На один удар сердца Тахи замешкался. Потом проговорил:

— Приказывать я не могу. Прошу… Ты дашь свою Силу и сдержишь огонь. Моей не хватит.

Тевари слышал — он всегда ухитрялся слышать то, что не предназначалось ему. Пересмешником бы родиться мальчишке — птахи эти тоже вечно ловят не им предназначенное. Только кричат об этом на весь лес, потому и не любят их многие, если бы солнце не защищало, давно бы лесные жители их извели.

— Я тоже охотник! — закричал мальчик, мотая головой, лишь бы не видеть укоризненное лицо отца.

— Это не просто звери, лисенок. Они обезумели. Да и не в них дело — на дым и огонь тоже с копьем пойдешь? Иди с матерью, защити ее.

— Я не…

— Не? Ты взрослый! — и подтолкнул сына к Соль, ладонь скользнула по волосам — мимолетная ласка. — Иди!

Киуте силой впихнула в руки Соль малыша. Тевари уже стоял возле матери, побледневший, не согласный с отцом, который видел в нем всего лишь ребенка — но молчал.

— А девочка? — растерянно проговорила Соль.

— Куда ее, грудную! хоть сына убереги, если что!

— Но Къяли…

— Нет его больше, — так спокойно сказала.

— Ты айо, ты не можешь знать! — выдохнула Соль.

— Я знаю. Мы были одним целым. Мейо Алей получил его душу, когда-нибудь встретимся.

Маленькая женщина с пепельными волосами смотрела печально и почти умоляюще. Что она могла? Заставить? Не в ее воле. А упрашивать не было ни сил, ни времени.

Соль подхватила ребенка, коротко поцеловала Тахи и побежала вверх по склону, уверенная, что сын следует за ней. Тевари и вправду бежал, только все норовил оглянуться. Так и бежал с повернутой головой, пока мог видеть, пока не встала внизу стена огня. А Соль не оглядывалась.

— Они скоро вернутся? — задыхаясь от бега и гари, выкрикнул мальчик.

Соль не ответила, прижимала к себе малыша Киуте.
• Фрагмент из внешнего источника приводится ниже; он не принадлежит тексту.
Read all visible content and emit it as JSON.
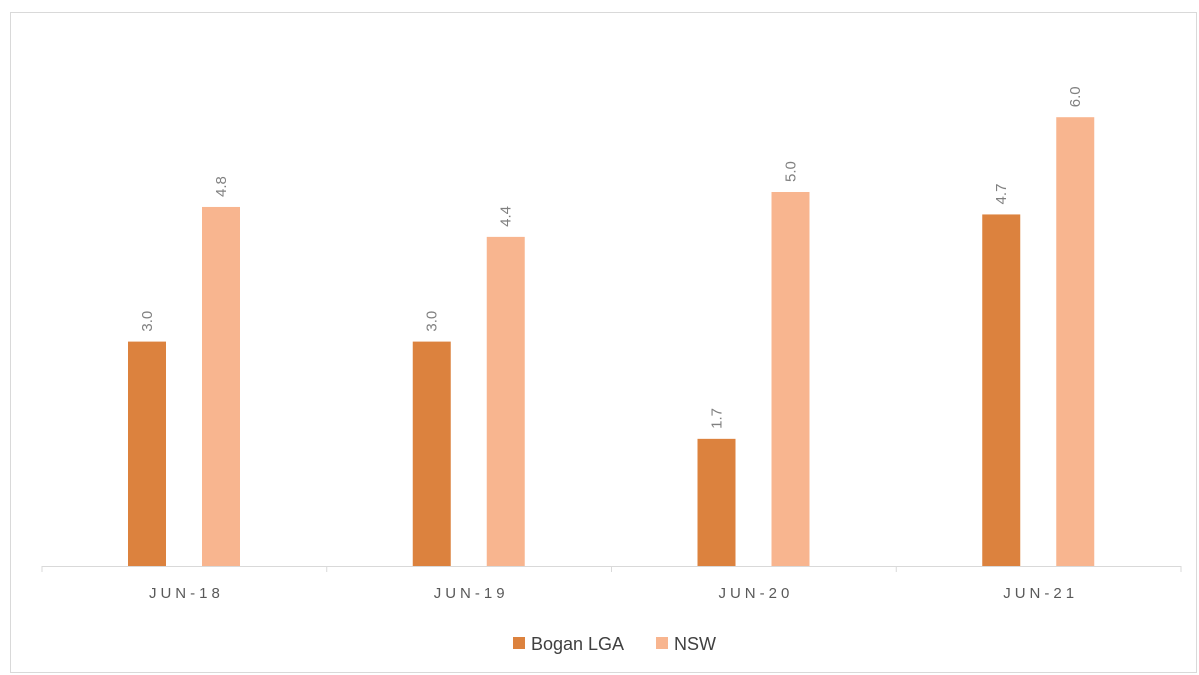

Тахи прав. Все вместе они бы погибли, и в одиночку рассыпавшись по лесам — тоже. А так двое остановят зверей и вернутся. Вместе, один Тахи и впрямь не смог бы. Она плакала и улыбалась, спотыкаясь на бегу. Вот и по-настоящему стали вместе север и юг. Разве не этого она хотела все годы жизни здесь?

Вернутся, и будут растить детей.

Киуте, положив дочурку наземь, на кочку, поначалу закрыла глаза — смотреть на стену огня тяжело, не просто глаза слепит — страшно. Она видела Силу Тахи — багровую, злую, пульсирующую. И знала, что он ощущает Киуте. Ему-то проще, у южан кровь из огня. Вот сделает шаг, другой, и сольется с этой оранжевой дрожащей стеной. Та еще не приблизилась, пожирает деревья внизу склона, а стоять уже невозможно, так жарко.

Потом подняла веки — Тахи видела в профиль, черное лицо, хищная птица, из золы сделанная. Гореть уже нечему, поняла молодая женщина.

Пытаясь отогнать огненную пелену от глаз, потянулась сердцем — хоть немного Силы еще… ведь почти погасили пожар, и плевать, что мозг рвется на части, а сердце вот-вот лопнет от перенапряжения. Хоть одну ниточку…

И ниточка нашлась, тоненькая, серебряная. Прямо под рукой, на земле. Лопнула почти беззвучно, даже не зазвенела. И больше не было нитей или канатов — все черное, выгоревшее.

Остановился огонь.

«Тевари…» Соль вытерла глаза, подняла тяжелую голову — словно камнями набили ее, огляделась. Акки, сынишка Киуте, был без сознания, а ее собственный сын исчез. Женщина огляделась пристально, испуганно: тихо, и слабый запах гари доносит ветерок, и дымом пахнут волосы и одежда. Цветы покачиваются, крупные соцветия, белые. И никого. Птицы поют, и, кроме запаха дыма и сажи на Соль и малыше ни следа пожара. Остановился огонь… как быстро… Незнакомое место.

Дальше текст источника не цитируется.